La transizione verso la scuola digitale, però, non è una questione solo di dotazioni, ma soprattutto di cultura. Molti dirigenti e docenti, attenti a cosa si muove fuori della scuola, lo hanno capito da tempo e autonomamente si sono mossi - come raccontato negli speciali sulla scuola digitale di Tuttoscuola - guidati da una visione che ha saputo coinvolgere tutti i portatori di interesse, senza attendere che la spinta giungesse dall’alto. Molte realtà scolastiche hanno compiuto scelte virtuose proprio basandosi su quel “patto sociale” con le famiglie di cui ha parlato su “La Stampa” (7 Marzo 2013) il ministro Profumo, riconoscendo con grande trasparenza che “non è più possibile pensare che la scuola possa fornire tutto”, salvo poi richiamare il giorno dopo ad una maggiore severità di comportamento i dirigenti scolastici nella richiesta dei contributi scolastici.

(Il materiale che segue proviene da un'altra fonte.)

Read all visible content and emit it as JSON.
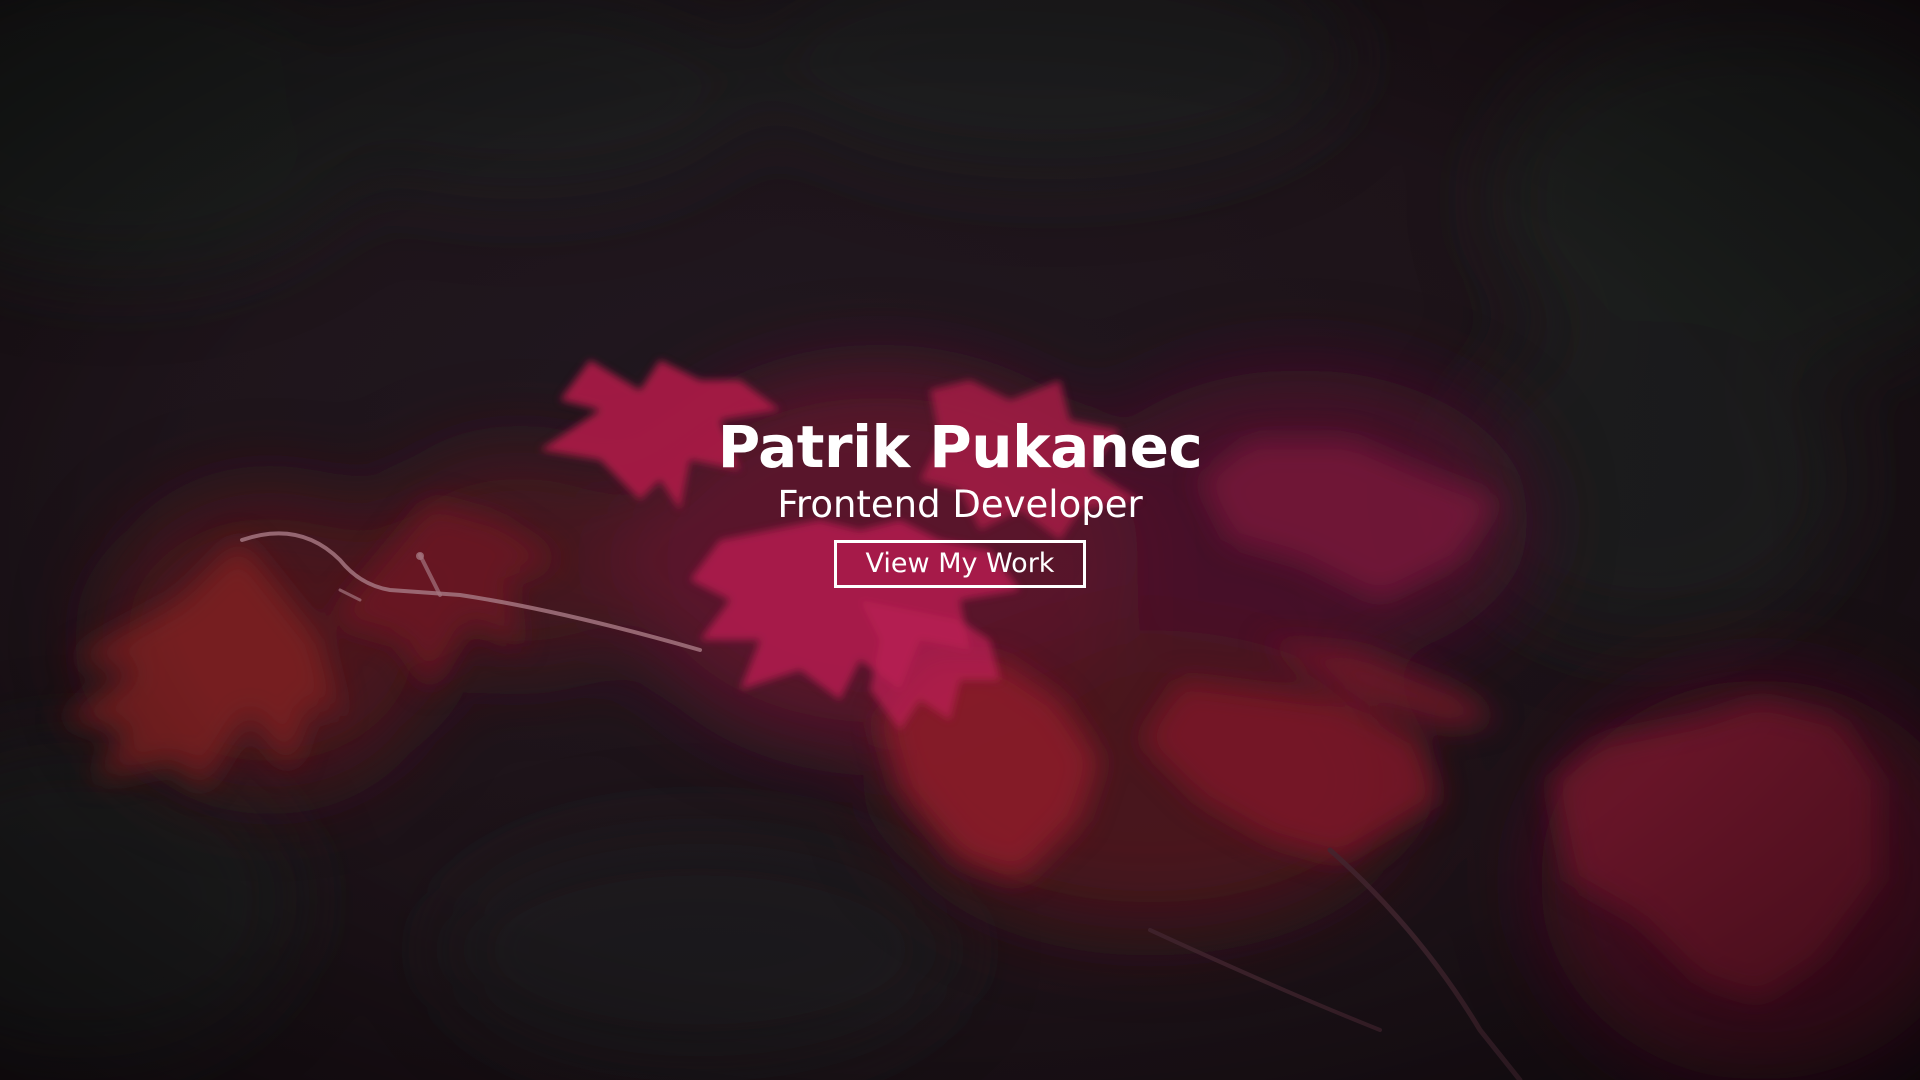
{
  "hero": {
    "title": "Patrik Pukanec",
    "subtitle": "Frontend Developer",
    "cta_label": "View My Work"
  },
  "colors": {
    "background": "#1c1219",
    "leaf_pink": "#c41e55",
    "leaf_red": "#9e1f2a",
    "text": "#ffffff"
  }
}
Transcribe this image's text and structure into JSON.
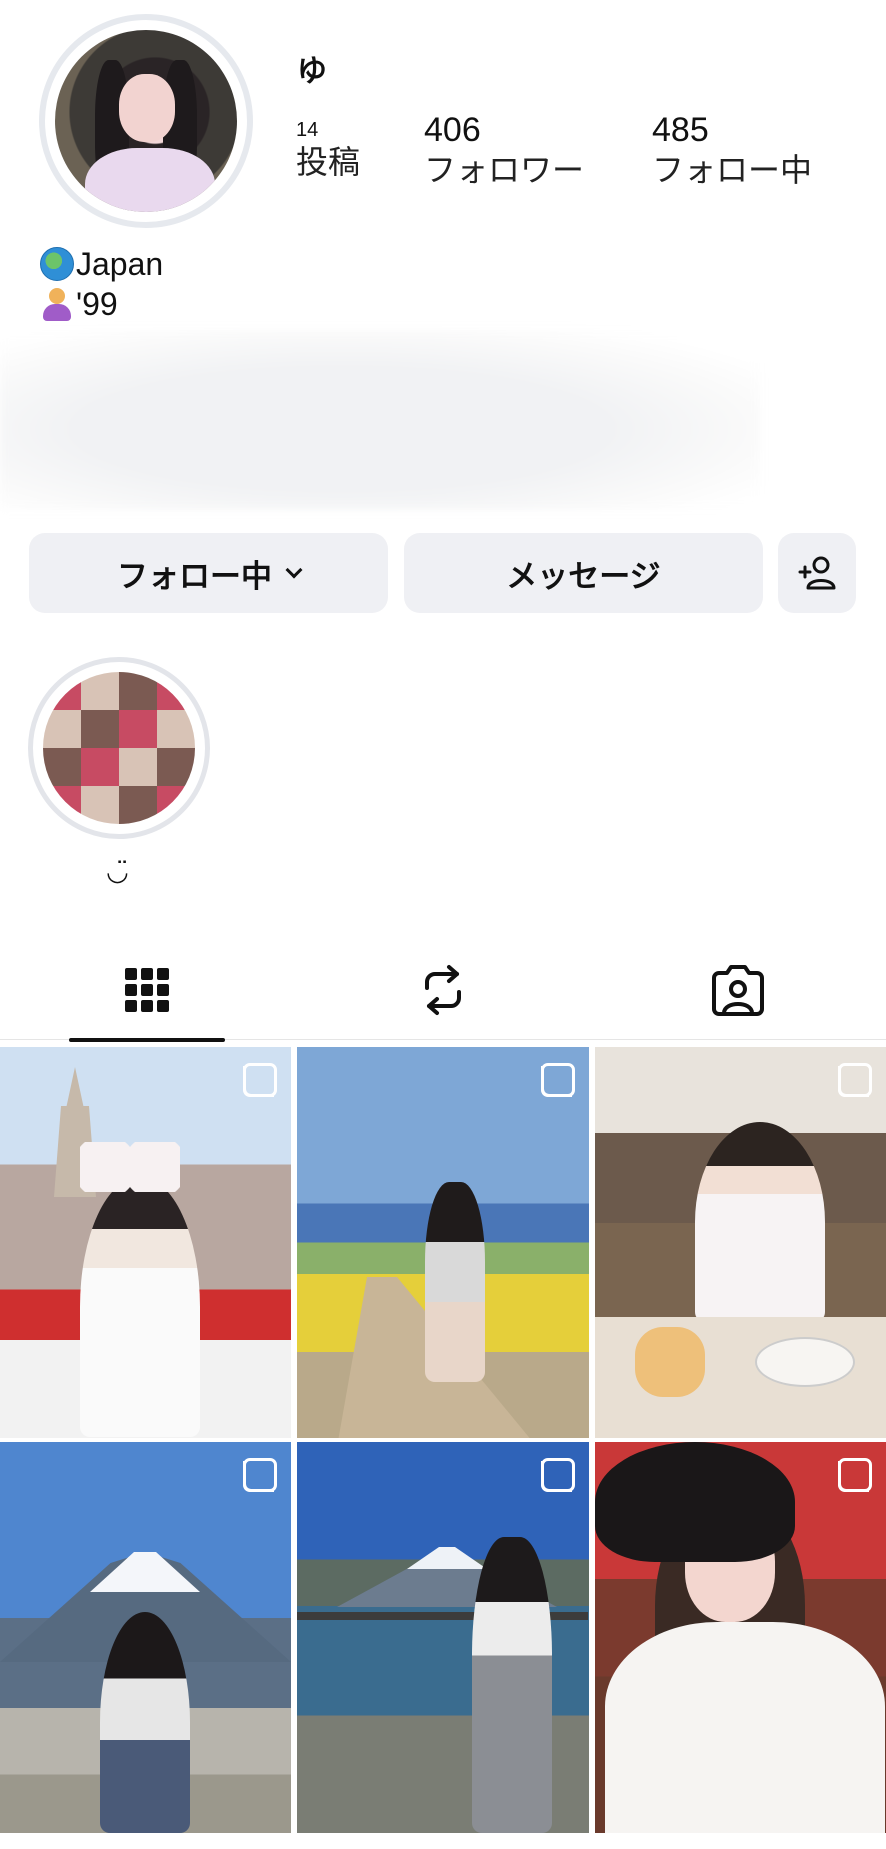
{
  "profile": {
    "username": "ゆ",
    "avatar_icon": "profile-photo",
    "stats": {
      "posts": {
        "value": "14",
        "label": "投稿"
      },
      "followers": {
        "value": "406",
        "label": "フォロワー"
      },
      "following": {
        "value": "485",
        "label": "フォロー中"
      }
    },
    "bio": {
      "line1_icon": "globe-icon",
      "line1_text": "Japan",
      "line2_icon": "person-icon",
      "line2_text": "'99"
    }
  },
  "actions": {
    "following_label": "フォロー中",
    "message_label": "メッセージ",
    "add_user_icon": "add-user-icon"
  },
  "highlights": [
    {
      "label": "◡̈"
    }
  ],
  "tabs": [
    {
      "icon": "grid-icon",
      "selected": true
    },
    {
      "icon": "reposts-icon",
      "selected": false
    },
    {
      "icon": "tagged-icon",
      "selected": false
    }
  ],
  "posts": [
    {
      "type": "carousel"
    },
    {
      "type": "carousel"
    },
    {
      "type": "carousel"
    },
    {
      "type": "carousel"
    },
    {
      "type": "carousel"
    },
    {
      "type": "carousel"
    }
  ],
  "colors": {
    "button_bg": "#eff0f4",
    "ring": "#e6e9ee",
    "text": "#111111"
  }
}
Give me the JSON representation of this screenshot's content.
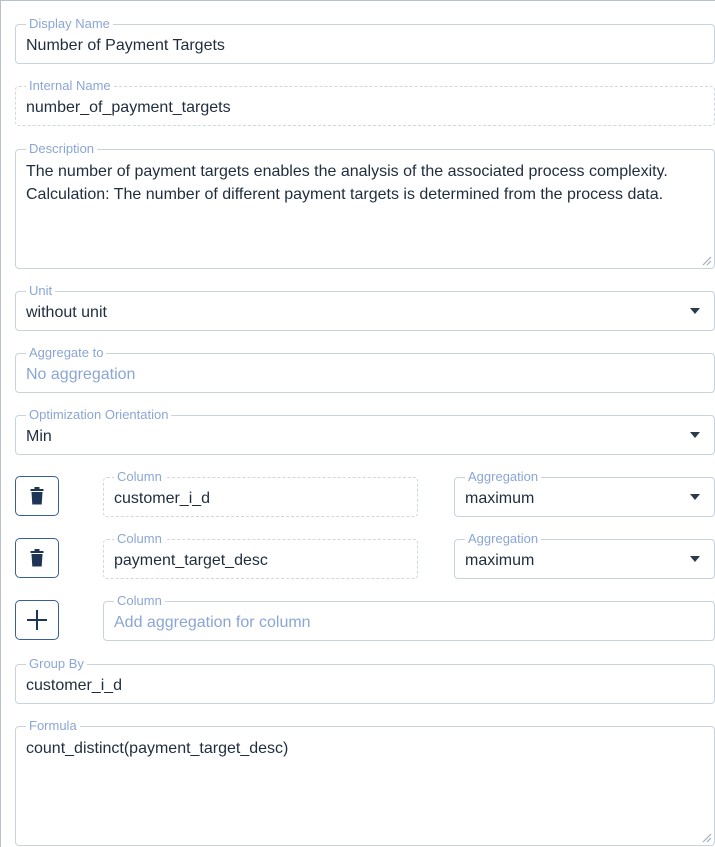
{
  "form": {
    "display_name": {
      "label": "Display Name",
      "value": "Number of Payment Targets"
    },
    "internal_name": {
      "label": "Internal Name",
      "value": "number_of_payment_targets"
    },
    "description": {
      "label": "Description",
      "value": "The number of payment targets enables the analysis of the associated process complexity. Calculation: The number of different payment targets is determined from the process data."
    },
    "unit": {
      "label": "Unit",
      "value": "without unit"
    },
    "aggregate_to": {
      "label": "Aggregate to",
      "placeholder": "No aggregation"
    },
    "optimization_orientation": {
      "label": "Optimization Orientation",
      "value": "Min"
    },
    "column_aggregations": [
      {
        "column_label": "Column",
        "column_value": "customer_i_d",
        "aggregation_label": "Aggregation",
        "aggregation_value": "maximum",
        "delete_icon": "trash-icon"
      },
      {
        "column_label": "Column",
        "column_value": "payment_target_desc",
        "aggregation_label": "Aggregation",
        "aggregation_value": "maximum",
        "delete_icon": "trash-icon"
      }
    ],
    "add_column": {
      "label": "Column",
      "placeholder": "Add aggregation for column",
      "icon": "plus-icon"
    },
    "group_by": {
      "label": "Group By",
      "value": "customer_i_d"
    },
    "formula": {
      "label": "Formula",
      "value": "count_distinct(payment_target_desc)"
    }
  },
  "colors": {
    "label": "#8aa6d6",
    "text": "#1f2d3d",
    "border": "#c9d3dd",
    "button_border": "#3a5f96",
    "icon": "#1f3558"
  }
}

L’OCSE non può non riconoscere ad esempio - come ha fatto - la debolezza dell’azione Classi 2.0, in cui è l’istituzione a fornire la dotazione tecnologica personale agli studenti, secondo un modello che non sarebbe in alcun modo replicabile, per carenza di risorse, in tutti gli Istituti del Paese. A nostro avviso il patto sociale con le famiglie dovrebbe fondarsi proprio sulla loro sensibilizzazione circa l’importanza che gli studenti siano dotati di un device personale come elemento irrinunciabile del corredo scolastico. Il fatto che siano le famiglie ad acquistarlo garantisce in primo luogo una forte responsabilizzazione da parte degli studenti per quanto riguarda la cura e lo conservazione dello strumento stesso, in secondo luogo è parte di uno stile educativo che abitua a considerare il device come uno strumento legato allo studio e al lavoro, piuttosto che soltanto al gioco e alla comunicazione interpersonale.